Today all this is gone, even in naturalist fiction. Before the Romantic revolution, characters try to advance themselves; after it, they try to save themselves. Historical modernist characters, like Joe Christmas in
Light in August
, like Kafka characters and the nameless characters in
Hunger
and
Invisible Man
, are a lonely lot. They try to keep body and soul together despite society, instead of trying to propel their bodies in ever more expensive garments through it. And contemporary modernist characters are not interested in society at all. Their sphere of activity is the novel. To Beckett characters, Borges characters, Nabokov characters, society does not exist. They may lack hearts as well as social ambition. They are no more lonely than chessmen. At any rate, the jolly picaros, and Calvino's Cosimo, who lives in trees, and the various axolotls, dinosaurs, cows, etc., which I have mentioned, have on their minds other things than marrying money.

Such characters tend to be less human simulacra, less rounded complexities of deep-seated ties and wishes, than focal points for action or idea. Pynchon people are
lines of force. Some Nabokov characters are literally chessmen. Borges characters may be ideas. They are not ideas represented by people-like characters, as in the “novel of ideas” such as
The Plague
, in which the Doctor, representing Scientific Reason, goes about acting scientifically reasonable and voicing Scientific Reason's opinion of everything; instead, Borges characters are ideas considered as objects for contemplation: Funes the Memorious on his deathbed, an idea in a sheet, more referred to than present, or Pierre Menard, absent altogether. Later Borges characters, on the other hand, are again lines of force, mythic and wholly externalized objects whose roles are identical with their definitions: the bandit robs, the overseer whips, the gunslinger slings guns. It would be ludicrous if anyone saw these characters as trapped in roles for which they are personally unsuited. In the world of surfaces, human reality coincides with social appearance.

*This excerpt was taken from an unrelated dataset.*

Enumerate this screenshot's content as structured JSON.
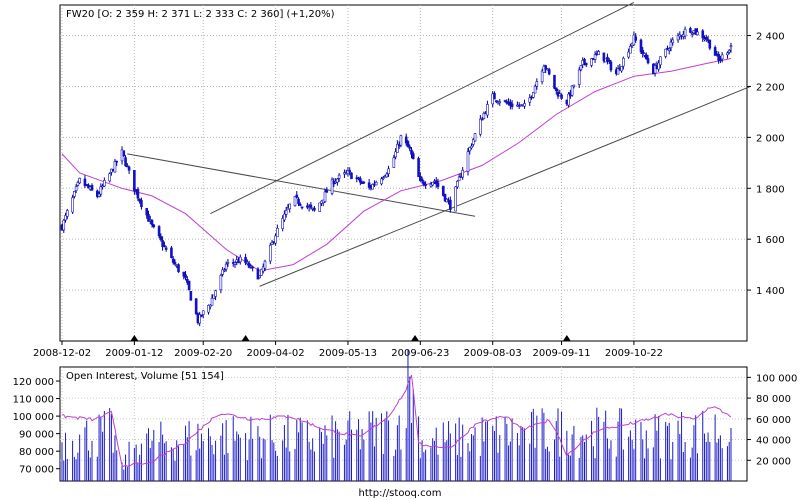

Traditional characters are “rounded,” or “modeled,” or “drawn in depth.” The very terms are spatial analogues. Such characters are a Renaissance invention analogous to painting's deep space. The art of representing the world is the art of depth. Modernist art, in painting and in fiction, is the art of surfaces. It no longer seeks to imitate nature in the round; it no longer seeks a technique which dissolves invisibly “down” into the depths of things. It seeks instead what might be called a new perspective, the careful flattening of forms on the surface in such a way that the depths of things float “up” into technique. Characters' role in this fiction is formal and structural. Their claim on us is not emotional but intellectual. They are no longer fiction's center.

 

The role of character has shrunk to such a degree that
in some contemporary works, especially stories, there are no characters at all: in Ursula K. Le Guin's excellent story “The Author of the Acacia Seeds and Other Extracts from the
Journal of the Association of Therolinguistics
,” for instance, and in Stanislaw Lem's collection
A Perfect Vacuum
, and in many Borges stories, such as “The Library of Babel,” “Pierre Menard, Author of Don Quixote,” and “A New Refutation of Time.”